Justin-Tan / high-fidelity-generative-compression

Pytorch implementation of High-Fidelity Generative Image Compression + Routines for neural image compression
Apache License 2.0
411 stars 77 forks source link

Is there a possiblity for good quality compression on images containing text ? #38

Open Akash7789 opened 2 years ago

Akash7789 commented 2 years ago

Hi, I tried this project in google colab and tested it on a .jpg image from one of the physics ebook I have. I used the
HIFIC-low model as it was mentioned in the colab notebook that it will give best compression ratio. After decompression I got a .png image with all text inside unrecognizable. Does this mean this program can only do good on content not containing text ? Or is there a possiblity of this program doing good on these type of images ? Will training this program a custom dataset (specifically for compression of type of images defined) be any good ? If yes, what should be the structure of the dataset ?

Justin-Tan commented 2 years ago

For image regions with high-frequency detail, e.g. faces, text, this model tends not to do well, presumably because OpenImages does not contain many examples of these images, or perhaps because psychologically, we are extremely sensitive to slight variations in facial/text structure.

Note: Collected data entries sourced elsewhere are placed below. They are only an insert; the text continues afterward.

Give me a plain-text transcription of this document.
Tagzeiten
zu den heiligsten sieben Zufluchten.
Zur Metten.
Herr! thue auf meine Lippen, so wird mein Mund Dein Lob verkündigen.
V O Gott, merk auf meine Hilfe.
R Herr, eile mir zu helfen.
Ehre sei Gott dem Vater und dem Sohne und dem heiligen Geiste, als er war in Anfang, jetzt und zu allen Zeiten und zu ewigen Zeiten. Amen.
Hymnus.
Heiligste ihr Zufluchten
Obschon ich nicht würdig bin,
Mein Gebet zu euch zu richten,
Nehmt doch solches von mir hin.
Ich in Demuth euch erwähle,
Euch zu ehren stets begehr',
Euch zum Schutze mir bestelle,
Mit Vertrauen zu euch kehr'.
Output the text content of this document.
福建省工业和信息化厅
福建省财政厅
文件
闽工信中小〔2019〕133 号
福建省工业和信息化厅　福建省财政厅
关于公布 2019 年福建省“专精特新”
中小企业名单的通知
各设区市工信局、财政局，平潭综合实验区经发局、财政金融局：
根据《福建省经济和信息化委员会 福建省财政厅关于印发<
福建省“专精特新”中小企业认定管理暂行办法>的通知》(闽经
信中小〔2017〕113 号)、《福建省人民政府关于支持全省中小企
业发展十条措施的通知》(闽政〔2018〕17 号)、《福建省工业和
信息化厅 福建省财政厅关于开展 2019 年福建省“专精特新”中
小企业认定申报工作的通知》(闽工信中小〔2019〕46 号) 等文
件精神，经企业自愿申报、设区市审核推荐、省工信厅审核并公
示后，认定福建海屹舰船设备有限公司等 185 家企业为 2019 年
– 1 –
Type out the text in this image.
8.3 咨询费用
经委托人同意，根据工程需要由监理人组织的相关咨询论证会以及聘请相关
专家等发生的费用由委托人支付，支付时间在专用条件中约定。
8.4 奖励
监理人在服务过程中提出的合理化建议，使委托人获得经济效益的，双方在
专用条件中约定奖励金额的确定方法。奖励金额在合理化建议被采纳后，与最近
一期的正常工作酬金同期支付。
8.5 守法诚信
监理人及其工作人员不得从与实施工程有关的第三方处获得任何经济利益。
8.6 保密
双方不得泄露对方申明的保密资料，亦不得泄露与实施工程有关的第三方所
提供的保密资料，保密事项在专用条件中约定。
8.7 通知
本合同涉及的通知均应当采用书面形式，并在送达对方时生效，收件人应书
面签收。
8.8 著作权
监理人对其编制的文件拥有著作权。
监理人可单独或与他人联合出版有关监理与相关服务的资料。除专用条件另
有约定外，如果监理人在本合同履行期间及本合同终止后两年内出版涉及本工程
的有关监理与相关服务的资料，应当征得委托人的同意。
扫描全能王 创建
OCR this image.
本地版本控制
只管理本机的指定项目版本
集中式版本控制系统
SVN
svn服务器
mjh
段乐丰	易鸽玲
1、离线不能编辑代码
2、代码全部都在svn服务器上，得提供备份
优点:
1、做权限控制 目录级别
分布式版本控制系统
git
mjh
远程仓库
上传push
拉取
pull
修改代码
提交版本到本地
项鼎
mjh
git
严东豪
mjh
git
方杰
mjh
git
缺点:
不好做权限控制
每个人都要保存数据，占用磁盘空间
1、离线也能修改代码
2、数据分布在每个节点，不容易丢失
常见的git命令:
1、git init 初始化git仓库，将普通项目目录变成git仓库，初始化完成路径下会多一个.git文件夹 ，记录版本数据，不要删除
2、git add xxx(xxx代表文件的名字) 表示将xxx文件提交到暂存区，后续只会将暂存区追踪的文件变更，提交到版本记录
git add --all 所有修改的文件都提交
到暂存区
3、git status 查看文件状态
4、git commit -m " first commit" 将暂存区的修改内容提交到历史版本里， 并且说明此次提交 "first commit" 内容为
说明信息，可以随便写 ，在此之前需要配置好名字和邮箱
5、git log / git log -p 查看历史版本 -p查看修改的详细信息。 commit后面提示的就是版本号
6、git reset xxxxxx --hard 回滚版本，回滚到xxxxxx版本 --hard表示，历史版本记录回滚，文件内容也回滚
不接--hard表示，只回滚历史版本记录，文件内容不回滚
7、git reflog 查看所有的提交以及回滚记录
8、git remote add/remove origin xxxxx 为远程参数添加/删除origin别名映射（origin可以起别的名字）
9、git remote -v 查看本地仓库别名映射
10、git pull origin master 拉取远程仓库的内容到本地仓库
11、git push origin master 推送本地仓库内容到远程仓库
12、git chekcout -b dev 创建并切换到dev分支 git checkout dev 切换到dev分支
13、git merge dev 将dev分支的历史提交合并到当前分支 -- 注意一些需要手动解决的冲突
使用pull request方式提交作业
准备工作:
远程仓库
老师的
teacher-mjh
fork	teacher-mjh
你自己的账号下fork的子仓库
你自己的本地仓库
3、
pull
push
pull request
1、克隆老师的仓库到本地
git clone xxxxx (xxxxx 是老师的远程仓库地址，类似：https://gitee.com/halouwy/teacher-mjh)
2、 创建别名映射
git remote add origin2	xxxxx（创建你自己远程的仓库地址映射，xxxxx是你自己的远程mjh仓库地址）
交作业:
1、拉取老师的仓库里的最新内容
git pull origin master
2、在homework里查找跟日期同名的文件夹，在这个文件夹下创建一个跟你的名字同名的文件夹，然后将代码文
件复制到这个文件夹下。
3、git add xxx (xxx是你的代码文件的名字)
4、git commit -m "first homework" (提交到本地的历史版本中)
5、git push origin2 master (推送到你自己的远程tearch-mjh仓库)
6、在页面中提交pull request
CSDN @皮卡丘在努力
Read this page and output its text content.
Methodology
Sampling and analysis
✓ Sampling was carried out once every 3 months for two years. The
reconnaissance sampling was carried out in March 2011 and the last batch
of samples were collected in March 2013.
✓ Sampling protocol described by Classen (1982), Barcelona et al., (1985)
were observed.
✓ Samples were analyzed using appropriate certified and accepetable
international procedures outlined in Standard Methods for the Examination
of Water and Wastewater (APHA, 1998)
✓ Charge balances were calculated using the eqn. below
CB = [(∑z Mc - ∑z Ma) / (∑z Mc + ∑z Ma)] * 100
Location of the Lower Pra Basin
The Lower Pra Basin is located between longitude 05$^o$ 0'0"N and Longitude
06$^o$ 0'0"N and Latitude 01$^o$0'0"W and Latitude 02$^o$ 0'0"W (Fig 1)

It would be interesting to see if training on text-heavy datasets - e.g. pages of an ebook would allow this model to compress text well without modification, but I don't know off the top of my head.

Akash7789 commented 1 year ago

@Justin-Tan Can you please tell the format/folder structure of open image dataset. I searched on Google but was not able to find anything about the format of open image dataset. I am thinking to train the program on ebooks.